On the other side of the coin, the minor flurry of warnings and downward revisions in 2Q01 estimates for the consumer cyclical sector appears to have been an anomaly. The news from the retailers the last two weeks as they reported April sales and 1Q01 earnings has been modestly better than many expected.

However, the concern now emerging in this important sector that serves as an earnings proxy for how consumer spending is holding up, is that some analysts in autos and in homebuilding are beginning to raise new concerns about a possible further slowing in autos, and the start of a slowing in homebuilding. These two industries are probably the best canaries in the cage in giving warnings of changes in the consumer portion of the economy. When the consumer cyclical earnings began to be cut last fall, it was the auto analysts who were out front in cutting estimates across their industry, not only for the then current quarter, but for later quarters. Whether this is another anomaly or not will emerge over the next month.

In 1Q01 the market got excited early in the quarter about a 3Q01 recovery in the economy and earnings, but as it became apparent later in the quarter that any substantial recovery in 3Q01 was unlikely, the market backed off. The market is now anticipating a 4Q01 recovery. It should emerge over the next month or so whether that is likely to happen, or whether the recovery again gets pushed back a quarter. However, this time the odds seem meaningfully better that the recovery may in fact happen when the market is expecting one.

In the capital spending area, the tech sector continues in to deteriorate. Warnings for 2Q01 are running 13% ahead of 1Q01 at the equivalent point. Estimates for the S&P500 tech sector for 4Q01 continue in free fall, having dropped from an expected 1% gain on 1 April to current expectations of a 14% decline. Meanwhile, tech expectations for 2Q01 and 3Q01 have fallen to declines of 54% and 40%, respectively. That follows a 41% decline in 1Q01. Worrisome analyst input in this area is from analysts covering the electronic distributors. This industry is a good canary for the tech sector, and the word is that the outlook continues to deteriorate, now including Europe and Asia, in addition to the US.

We continue to stress that what happens in the consumer cyclical and tech sectors is a good proxy for where earnings and the economy are headed.

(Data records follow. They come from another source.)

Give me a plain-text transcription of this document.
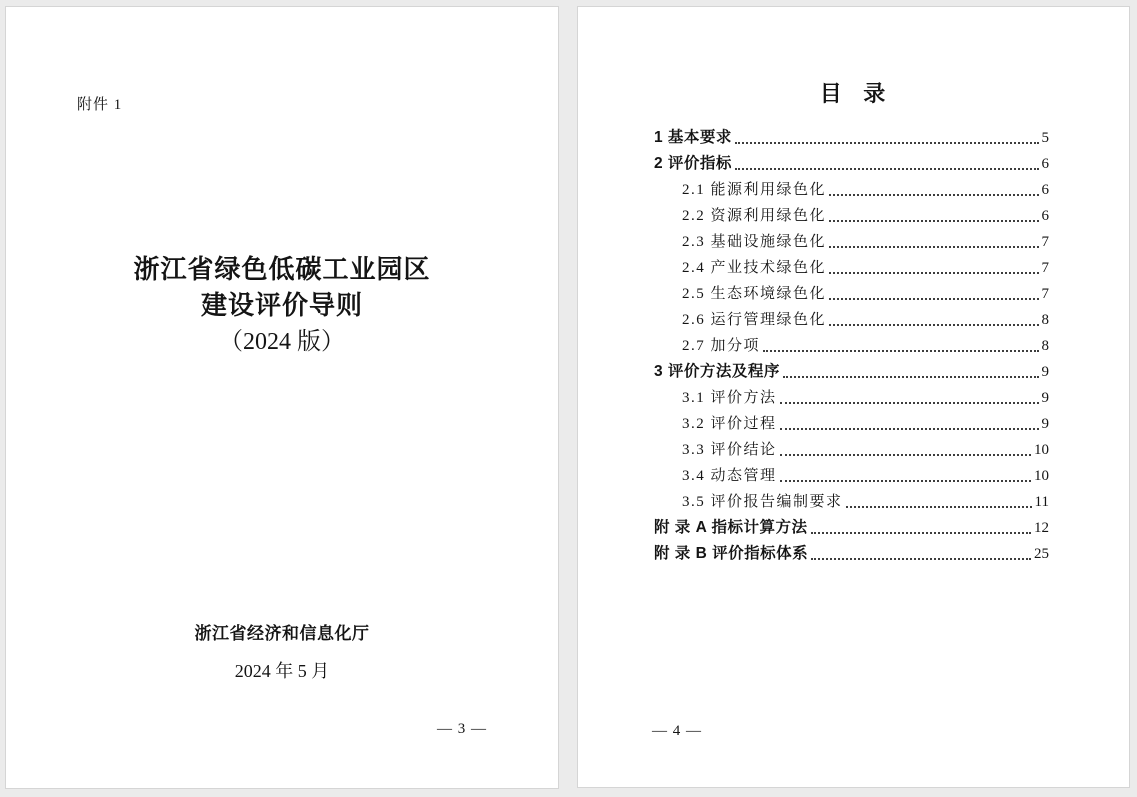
附件 1
浙江省绿色低碳工业园区
建设评价导则
（2024 版）
浙江省经济和信息化厅
2024 年 5 月
— 3 —
目 录
1 基本要求	5
2 评价指标	6
2.1 能源利用绿色化	6
2.2 资源利用绿色化	6
2.3 基础设施绿色化	7
2.4 产业技术绿色化	7
2.5 生态环境绿色化	7
2.6 运行管理绿色化	8
2.7 加分项	8
3 评价方法及程序	9
3.1 评价方法	9
3.2 评价过程	9
3.3 评价结论	10
3.4 动态管理	10
3.5 评价报告编制要求	11
附 录 A 指标计算方法	12
附 录 B 评价指标体系	25
— 4 —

It would seem that the companies to particularly watch may be those in autos, homebuilding, and electronic distributors, and to keep sounding out analyst thinking in those industries.

It still looks like the final numbers for 2Q01 S&P500 earnings growth will be a decline of 11% to 13%. The analysts’ estimate currently stands at an 11.9% decline. It will go lower between now and July and then the actual results will beat the final estimates by a few percentage points. The 3Q01 estimate is a decline of 3.1%, but we believe the final results will be similar to the final 2Q01 results.

The key is 4Q01. Expectations are at a gain of 8.7%, but the comparison to the year ago quarter gets considerably easier in 4Q01. There is not enough visibility yet on 4Q01 to make a call on what the final results are likely to be. Until that visibility appears, the market remains vulnerable to further volatility, especially considering current valuations.

The First Call valuation model (comparing the forward four quarter P/E ratio to the inverse of the interest rate on the 10-year Treasury) indicates the market was about fairly valued on 30 March. However, the April and May surge in stock prices, particularly in the technology sector, along with the continued slippage in earnings forecasts, again particularly in the tech sector, pushed the P/E ratio to 23.6, compared to the implied fair market P/E of 18.4. That means the market is 28% overvalued, up 7 percentage points from last week.